Nevertheless, at each daybreak
when the perimeter was patrolled
 for any newly fashioned secret entrances,
or attempts at infiltration,
I would watch you from my tower.

You would shake out your sleeping mat,
Water your horse, light the small stack of wood.
I could count on it, day by day.

And I found it odd that you wore no armor.

Then you would look up at me--
bravely, patiently,
Kindly.
And I would rip my gaze from yours,
making good on the indifference I'd promised to deliver.
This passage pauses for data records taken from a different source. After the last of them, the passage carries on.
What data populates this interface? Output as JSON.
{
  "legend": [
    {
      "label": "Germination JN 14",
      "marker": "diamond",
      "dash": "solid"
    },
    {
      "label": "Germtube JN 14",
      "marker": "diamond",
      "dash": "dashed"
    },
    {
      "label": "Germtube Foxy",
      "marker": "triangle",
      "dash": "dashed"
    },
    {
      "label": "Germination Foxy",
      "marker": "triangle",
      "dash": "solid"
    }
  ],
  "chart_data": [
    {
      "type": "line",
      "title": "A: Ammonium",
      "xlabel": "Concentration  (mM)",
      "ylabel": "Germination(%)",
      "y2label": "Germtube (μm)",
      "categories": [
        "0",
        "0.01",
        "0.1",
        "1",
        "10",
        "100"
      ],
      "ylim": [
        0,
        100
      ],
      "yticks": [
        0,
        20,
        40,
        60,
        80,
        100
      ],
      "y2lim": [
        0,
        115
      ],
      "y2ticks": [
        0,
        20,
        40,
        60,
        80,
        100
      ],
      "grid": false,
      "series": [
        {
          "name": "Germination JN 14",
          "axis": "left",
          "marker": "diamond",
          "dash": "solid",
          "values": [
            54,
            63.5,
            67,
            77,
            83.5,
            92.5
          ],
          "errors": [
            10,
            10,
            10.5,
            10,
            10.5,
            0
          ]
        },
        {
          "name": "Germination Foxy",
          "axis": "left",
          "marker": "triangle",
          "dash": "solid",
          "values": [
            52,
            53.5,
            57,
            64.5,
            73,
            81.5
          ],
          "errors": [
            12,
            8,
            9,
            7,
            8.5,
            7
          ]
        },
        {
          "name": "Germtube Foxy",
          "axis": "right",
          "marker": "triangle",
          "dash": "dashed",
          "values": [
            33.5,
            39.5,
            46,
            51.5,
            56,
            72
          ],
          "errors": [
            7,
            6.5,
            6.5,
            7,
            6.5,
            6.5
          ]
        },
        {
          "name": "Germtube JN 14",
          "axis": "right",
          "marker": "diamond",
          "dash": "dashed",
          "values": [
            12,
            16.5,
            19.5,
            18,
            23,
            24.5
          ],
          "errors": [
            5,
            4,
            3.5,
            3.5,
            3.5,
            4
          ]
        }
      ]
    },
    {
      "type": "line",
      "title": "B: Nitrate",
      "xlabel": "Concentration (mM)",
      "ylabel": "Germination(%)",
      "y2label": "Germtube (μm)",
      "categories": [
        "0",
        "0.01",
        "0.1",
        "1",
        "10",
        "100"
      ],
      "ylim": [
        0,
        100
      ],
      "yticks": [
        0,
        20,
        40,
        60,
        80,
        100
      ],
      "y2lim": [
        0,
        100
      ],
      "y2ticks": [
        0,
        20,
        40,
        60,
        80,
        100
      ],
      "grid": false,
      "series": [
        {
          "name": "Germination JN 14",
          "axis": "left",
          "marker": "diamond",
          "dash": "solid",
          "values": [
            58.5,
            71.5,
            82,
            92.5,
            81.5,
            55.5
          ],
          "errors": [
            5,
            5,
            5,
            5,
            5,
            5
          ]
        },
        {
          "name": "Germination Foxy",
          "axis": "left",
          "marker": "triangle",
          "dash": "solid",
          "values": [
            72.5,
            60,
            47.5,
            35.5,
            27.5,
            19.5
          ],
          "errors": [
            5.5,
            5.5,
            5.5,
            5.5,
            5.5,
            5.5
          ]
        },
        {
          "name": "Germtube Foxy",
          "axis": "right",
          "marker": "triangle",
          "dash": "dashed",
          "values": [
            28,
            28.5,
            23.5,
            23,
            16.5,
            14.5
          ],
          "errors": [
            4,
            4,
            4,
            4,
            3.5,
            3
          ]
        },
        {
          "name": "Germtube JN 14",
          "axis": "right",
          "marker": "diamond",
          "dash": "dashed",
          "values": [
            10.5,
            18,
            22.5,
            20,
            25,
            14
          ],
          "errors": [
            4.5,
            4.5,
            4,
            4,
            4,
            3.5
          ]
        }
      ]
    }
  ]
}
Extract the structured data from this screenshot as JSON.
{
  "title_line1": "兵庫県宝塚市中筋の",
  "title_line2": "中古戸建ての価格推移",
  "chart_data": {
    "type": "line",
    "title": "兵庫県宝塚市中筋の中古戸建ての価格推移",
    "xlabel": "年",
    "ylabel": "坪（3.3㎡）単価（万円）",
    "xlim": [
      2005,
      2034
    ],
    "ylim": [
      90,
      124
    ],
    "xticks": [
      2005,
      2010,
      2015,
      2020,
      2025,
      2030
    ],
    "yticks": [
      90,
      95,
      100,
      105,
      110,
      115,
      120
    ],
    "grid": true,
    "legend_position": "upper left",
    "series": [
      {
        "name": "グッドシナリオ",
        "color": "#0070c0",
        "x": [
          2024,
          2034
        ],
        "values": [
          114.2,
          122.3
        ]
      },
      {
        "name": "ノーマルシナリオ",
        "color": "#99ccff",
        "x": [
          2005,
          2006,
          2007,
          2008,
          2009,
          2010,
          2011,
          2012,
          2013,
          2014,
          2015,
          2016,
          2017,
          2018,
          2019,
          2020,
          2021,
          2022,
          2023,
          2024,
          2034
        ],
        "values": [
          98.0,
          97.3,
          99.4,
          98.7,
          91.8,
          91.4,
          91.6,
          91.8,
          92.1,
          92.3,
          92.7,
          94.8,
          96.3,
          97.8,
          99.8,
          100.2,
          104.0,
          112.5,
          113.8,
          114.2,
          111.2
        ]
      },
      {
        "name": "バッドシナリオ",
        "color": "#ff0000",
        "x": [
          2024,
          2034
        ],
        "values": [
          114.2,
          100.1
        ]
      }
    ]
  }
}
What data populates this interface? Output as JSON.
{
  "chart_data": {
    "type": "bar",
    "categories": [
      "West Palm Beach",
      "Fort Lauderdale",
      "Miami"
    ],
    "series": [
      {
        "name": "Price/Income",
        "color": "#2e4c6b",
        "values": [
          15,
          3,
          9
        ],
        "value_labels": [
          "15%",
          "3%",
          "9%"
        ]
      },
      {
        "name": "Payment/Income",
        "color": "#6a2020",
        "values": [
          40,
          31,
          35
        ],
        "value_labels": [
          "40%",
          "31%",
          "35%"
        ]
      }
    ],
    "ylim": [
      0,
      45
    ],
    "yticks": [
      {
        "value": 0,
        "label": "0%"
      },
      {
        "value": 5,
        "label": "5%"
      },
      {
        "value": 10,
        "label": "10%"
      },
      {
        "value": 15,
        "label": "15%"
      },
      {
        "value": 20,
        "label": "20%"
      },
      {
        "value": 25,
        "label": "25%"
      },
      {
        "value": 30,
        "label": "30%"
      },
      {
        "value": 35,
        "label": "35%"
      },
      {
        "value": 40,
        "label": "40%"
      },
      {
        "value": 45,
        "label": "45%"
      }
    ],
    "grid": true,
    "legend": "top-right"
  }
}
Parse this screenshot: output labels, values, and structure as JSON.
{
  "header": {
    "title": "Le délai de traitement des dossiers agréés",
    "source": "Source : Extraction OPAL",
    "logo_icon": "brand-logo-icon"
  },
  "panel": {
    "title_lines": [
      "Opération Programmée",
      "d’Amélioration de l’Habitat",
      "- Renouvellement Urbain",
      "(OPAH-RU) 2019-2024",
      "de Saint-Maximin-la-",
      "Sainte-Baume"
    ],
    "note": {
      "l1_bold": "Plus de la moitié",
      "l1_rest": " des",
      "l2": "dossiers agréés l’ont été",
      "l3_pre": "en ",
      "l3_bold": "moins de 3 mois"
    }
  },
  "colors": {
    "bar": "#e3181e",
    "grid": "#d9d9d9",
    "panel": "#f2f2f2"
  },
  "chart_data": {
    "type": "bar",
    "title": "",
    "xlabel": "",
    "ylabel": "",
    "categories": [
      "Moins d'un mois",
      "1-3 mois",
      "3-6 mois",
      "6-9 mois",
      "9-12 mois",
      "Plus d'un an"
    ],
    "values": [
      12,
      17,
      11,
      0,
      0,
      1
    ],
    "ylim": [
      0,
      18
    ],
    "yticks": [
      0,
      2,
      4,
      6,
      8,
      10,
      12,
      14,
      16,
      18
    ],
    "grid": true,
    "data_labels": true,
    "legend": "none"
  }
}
On the nights when I held the masquerade balls,
inviting jesters, fools, noble men and women--
liars, deceivers, traitors--
into the outer courts,

Sometimes I'd catch a glimpse of you outside,
shivering in the moonlight.
Your eyes held no guile.

So I left you in the cold
and opened the windows to make sure
you could hear the music inside.
Because I'd told myself long ago
that no one would ever put a sparkle
in my eye again.

I remember the day you delivered the
peace offering.
With nothing but vulnerability
you walked past the line of guards with iron spears,
and kneeling, offered it with outstretched hands.
You hid nothing.
And taking it, I held it in my hands
like a fragile baby.
I could feel the life-blood running through it--
still beating.

So before I could look into the eyes
that I already knew were fixed on me tenderly,
I let it slip through my fingers and fall on the glass floor.

And as I turned from your frame and walked away,
coldly, calmly,
the beating ceased into silence.
But I didn't look back.
Because you should have known.
Because I told you I would do this from the start.